I have seen many people misuse this book. In the past two years, the team recruited a freshly graduated physical fitness coach. He read this book for half a month. The bench press limit set for the women's basketball guards was 1.2 times their body weight. After three months of training, several girls developed rotator cuff inflammation. I looked through the book and found that the formula he used was a sample of WNBA post players. Our team's guards are only 1.75 meters, and their skeleton density and muscle distribution are completely different from those of 1.9-meter post players. Of course, there will be problems with applying it mechanically. Oh, by the way, I went to the provincial team for training last year and an old coach complained that most of the endurance training data in the book were before 2018. Nowadays, many new studies on blood oxygenation and electromyography measured by wearable devices have not been included. It is indeed a pity, but it is also normal. The theoretical update of special training is already fast. You can’t ask a book to catch up with the new research results every year, right? To put it bluntly, this book is a bit like a pharmacopoeia in the hands of an old Chinese medicine practitioner. It records effective prescriptions that have been tried hundreds or thousands of times by predecessors. But in terms of how each person uses them, you have to take your own pulse first. You cannot prescribe prescriptions for treating wind-heat to people with colds and colds.

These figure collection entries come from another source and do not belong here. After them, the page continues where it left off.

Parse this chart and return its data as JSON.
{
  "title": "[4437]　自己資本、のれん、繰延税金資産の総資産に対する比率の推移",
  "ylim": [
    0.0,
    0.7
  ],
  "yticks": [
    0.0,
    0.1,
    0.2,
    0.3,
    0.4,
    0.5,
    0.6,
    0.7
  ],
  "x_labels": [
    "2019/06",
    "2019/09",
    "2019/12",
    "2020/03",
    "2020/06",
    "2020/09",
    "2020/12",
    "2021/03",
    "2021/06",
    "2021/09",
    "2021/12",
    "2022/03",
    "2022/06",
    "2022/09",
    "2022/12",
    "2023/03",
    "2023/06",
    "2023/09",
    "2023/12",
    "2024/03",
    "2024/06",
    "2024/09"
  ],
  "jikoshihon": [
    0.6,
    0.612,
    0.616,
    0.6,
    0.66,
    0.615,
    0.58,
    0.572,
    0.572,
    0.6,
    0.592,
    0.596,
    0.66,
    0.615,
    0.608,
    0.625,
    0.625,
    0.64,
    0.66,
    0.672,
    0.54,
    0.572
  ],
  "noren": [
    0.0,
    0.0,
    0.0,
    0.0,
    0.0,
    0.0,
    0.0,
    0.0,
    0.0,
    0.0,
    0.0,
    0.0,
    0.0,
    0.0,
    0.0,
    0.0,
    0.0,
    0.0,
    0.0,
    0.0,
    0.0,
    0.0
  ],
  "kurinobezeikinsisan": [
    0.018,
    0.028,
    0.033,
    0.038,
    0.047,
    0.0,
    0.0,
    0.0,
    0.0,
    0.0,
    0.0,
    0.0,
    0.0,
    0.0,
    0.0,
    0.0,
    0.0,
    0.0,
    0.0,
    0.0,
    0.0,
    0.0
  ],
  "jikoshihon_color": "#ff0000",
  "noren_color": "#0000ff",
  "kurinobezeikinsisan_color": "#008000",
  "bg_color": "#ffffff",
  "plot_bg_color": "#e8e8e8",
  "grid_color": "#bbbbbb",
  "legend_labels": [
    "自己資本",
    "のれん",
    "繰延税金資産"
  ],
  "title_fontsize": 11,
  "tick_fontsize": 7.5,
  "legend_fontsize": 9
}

In fact, many people have not noticed that the most valuable content of this book is not at all in the theoretical part of the text. It is the "notes from first-line coaches" in the small print at the end of each chapter. They are all written by national team coaches in various sports. There are no clichés. For example, the annotation in the short track speed skating chapter was written by a former coach of the national team. He said that when he adjusted Wu Dajing's starting posture, he made three changes to the biomechanical model in the book to adapt to his left-handed power-generating habits. In the end, he won the gold medal at the Pyeongchang Winter Olympics. There is also an annotation in the diving chapter, saying that when the team changes movements for young players under the age of 14, they never practice the amount of weight required according to the strength standards in the book. For fear of affecting their growth, they always first find a sense of water and slowly build up strength. To be honest, it is much more useful than the previous formula.

I have this book in my bag that I can read all the time, and the cover has been stuck twice. Last time I went to the plateau to lead the team for training, I had a meeting with the coaching staff in the middle of the night and we had a red-faced argument about whether to increase endurance. I took it out and turned to the corresponding page number. It was not to use the book to pressure others, but to see the pitfalls that others have stepped on. There is no need for us to go through it again. After all, as a training person, there is no absolutely correct answer that can help athletes achieve better results and avoid injuries more than anything else.